Krisis Sampah di DIY Terabaikan dalam Kampanye Pilkada 2024

Pakar politik UGM, Abdul Gaffar Karim, mengungkapkan keprihatinannya.

Krisis Sampah di DIY Terabaikan dalam Kampanye Pilkada 2024
Pakar politik dari UGM, Abdul Gaffar Karim. (yvesta putu palupi/koranbernas.id)

KORANBERNAS.ID, YOGYAKARTA -- Kampanye Pilkada 2024 dimulai, satu isu krusial tampaknya luput dari perhatian para calon pemimpin daerah di Daerah Istimewa Yogyakarta (DIY) yaitu pengelolaan sampah.

Pakar politik Universitas Gadjah Mada (UGM), Abdul Gaffar Karim, mengungkapkan keprihatinannya atas absennya diskusi mengenai krisis sampah dalam agenda kampanye para calon bupati/wakil bupati dan walikota/wakil walikota di wilayah tersebut.

"Hingga saat ini belum ada pasangan calon yang menyuarakan masalah sampah. Padahal, desentralisasi pengelolaan sampah menjadi masalah yang sangat krusial di kabupaten dan kota di Yogyakarta," ujar Gaffar dalam dialog, Sabtu (28/9/2024), di Fisipol UGM.

Pernyataan ini menyoroti paradoks yang terjadi di wilayah yang terkenal dengan sebutan Kota Pelajar ini. Di satu sisi, Yogyakarta dikenal sebagai pusat budaya dan pendidikan. Namun di sisi lain, kota ini menghadapi tantangan serius dalam pengelolaan limbahnya.

Dialihkan

Desentralisasi pengelolaan sampah yang sebelumnya berada di bawah tanggung jawab pemerintah provinsi kini dialihkan ke pemerintah kabupaten dan kota.

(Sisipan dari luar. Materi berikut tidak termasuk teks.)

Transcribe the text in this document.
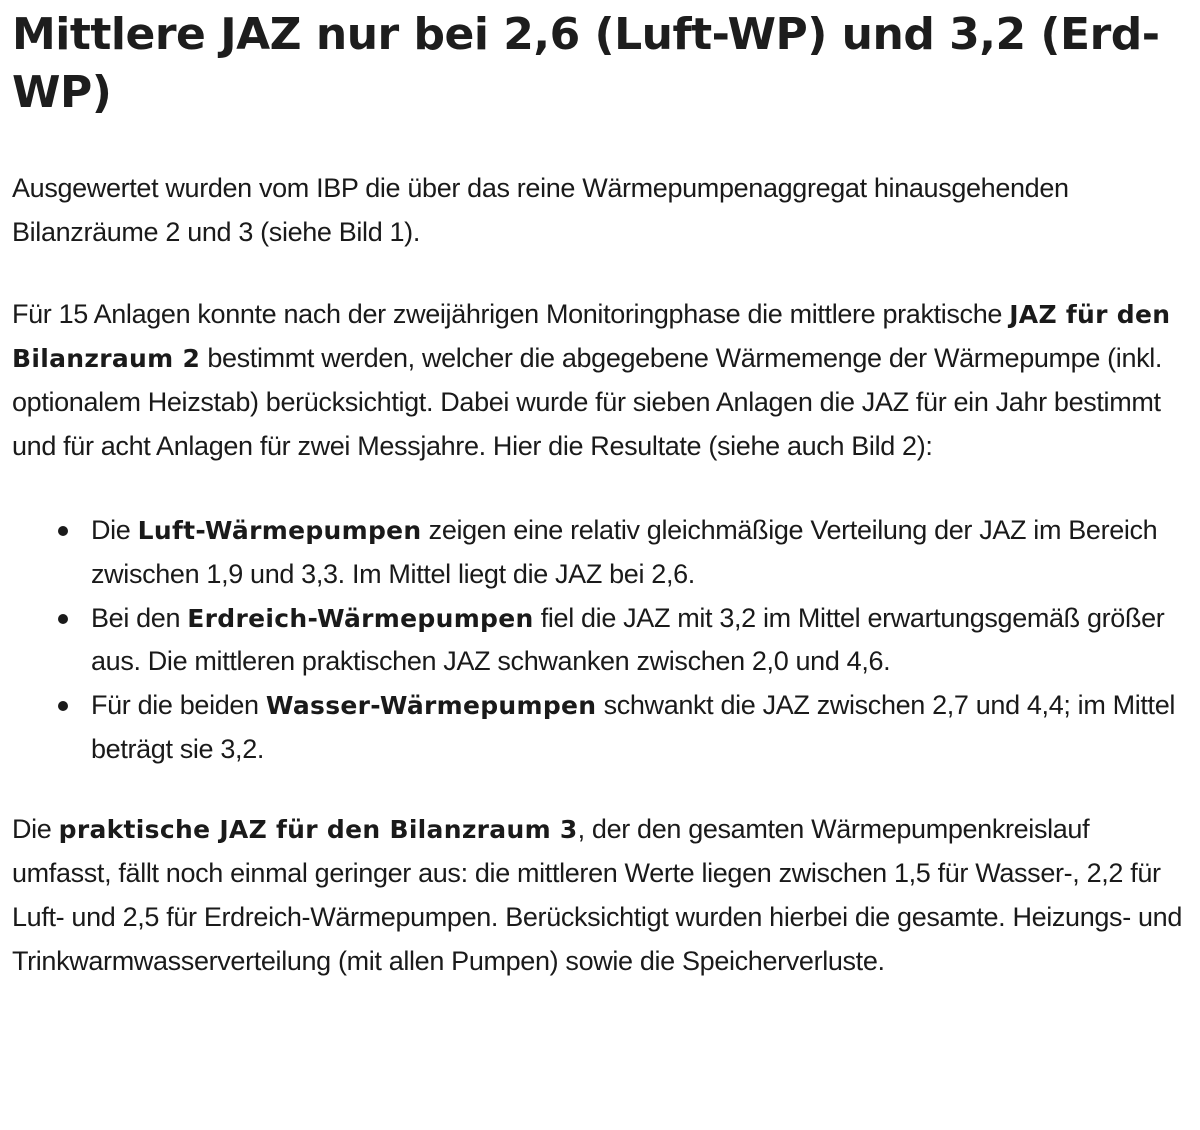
Mittlere JAZ nur bei 2,6 (Luft-WP) und 3,2 (Erd-WP)

Ausgewertet wurden vom IBP die über das reine Wärmepumpenaggregat hinausgehenden Bilanzräume 2 und 3 (siehe Bild 1).

Für 15 Anlagen konnte nach der zweijährigen Monitoringphase die mittlere praktische JAZ für den Bilanzraum 2 bestimmt werden, welcher die abgegebene Wärmemenge der Wärmepumpe (inkl. optionalem Heizstab) berücksichtigt. Dabei wurde für sieben Anlagen die JAZ für ein Jahr bestimmt und für acht Anlagen für zwei Messjahre. Hier die Resultate (siehe auch Bild 2):

Die Luft-Wärmepumpen zeigen eine relativ gleichmäßige Verteilung der JAZ im Bereich zwischen 1,9 und 3,3. Im Mittel liegt die JAZ bei 2,6.
Bei den Erdreich-Wärmepumpen fiel die JAZ mit 3,2 im Mittel erwartungsgemäß größer aus. Die mittleren praktischen JAZ schwanken zwischen 2,0 und 4,6.
Für die beiden Wasser-Wärmepumpen schwankt die JAZ zwischen 2,7 und 4,4; im Mittel beträgt sie 3,2.

Die praktische JAZ für den Bilanzraum 3, der den gesamten Wärmepumpenkreislauf umfasst, fällt noch einmal geringer aus: die mittleren Werte liegen zwischen 1,5 für Wasser-, 2,2 für Luft- und 2,5 für Erdreich-Wärmepumpen. Berücksichtigt wurden hierbei die gesamte. Heizungs- und Trinkwarmwasserverteilung (mit allen Pumpen) sowie die Speicherverluste.
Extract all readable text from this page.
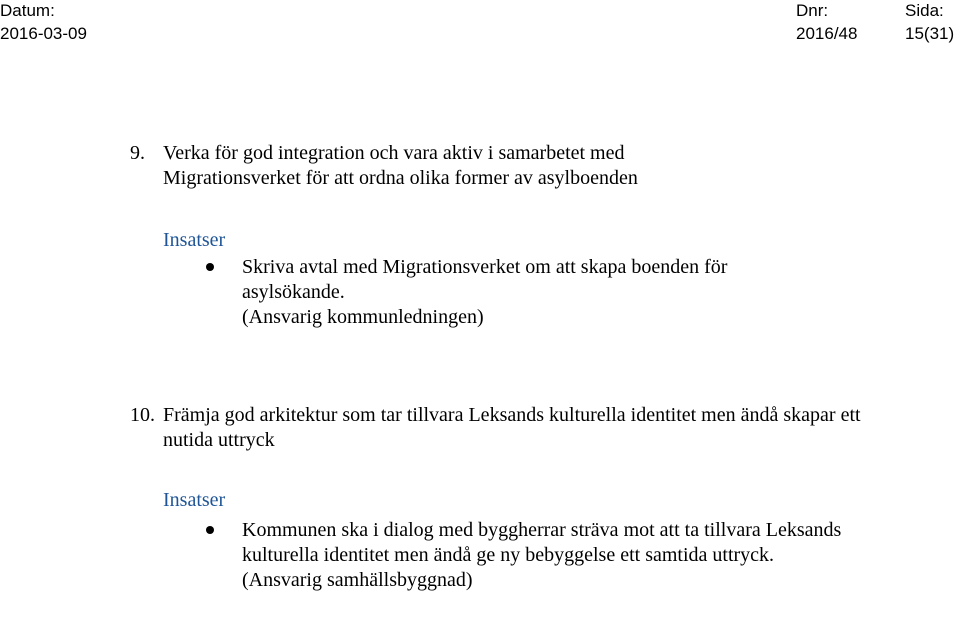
Datum:
2016-03-09
Dnr:
2016/48
Sida:
15(31)
9. Verka för god integration och vara aktiv i samarbetet med Migrationsverket för att ordna olika former av asylboenden
Insatser
Skriva avtal med Migrationsverket om att skapa boenden för asylsökande.
(Ansvarig kommunledningen)
10. Främja god arkitektur som tar tillvara Leksands kulturella identitet men ändå skapar ett nutida uttryck
Insatser
Kommunen ska i dialog med byggherrar sträva mot att ta tillvara Leksands kulturella identitet men ändå ge ny bebyggelse ett samtida uttryck.
(Ansvarig samhällsbyggnad)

Transisi ini menimbulkan beban signifikan bagi pemerintah daerah yang minim pengalaman dalam mengelola sampah secara mandiri.

"Kabupaten dan kota di DIY sedang menerima banyak beban karena selama ini mereka tidak cukup punya pengalaman dalam mengelola sampah. Sebelumnya, pengelolaan sampah dikumpulkan dalam provinsi, lalu kemudian baru dikembalikan ke ranah regulasi yang sebenarnya," jelasnya.

Kabupaten Sleman menjadi contoh nyata dari kegagalan kebijakan pengelolaan sampah di tingkat daerah. Menurut pengamatan Karim, yang juga penduduk Sleman, kabupaten ini tidak memiliki kebijakan yang jelas untuk menangani permasalahan sampah.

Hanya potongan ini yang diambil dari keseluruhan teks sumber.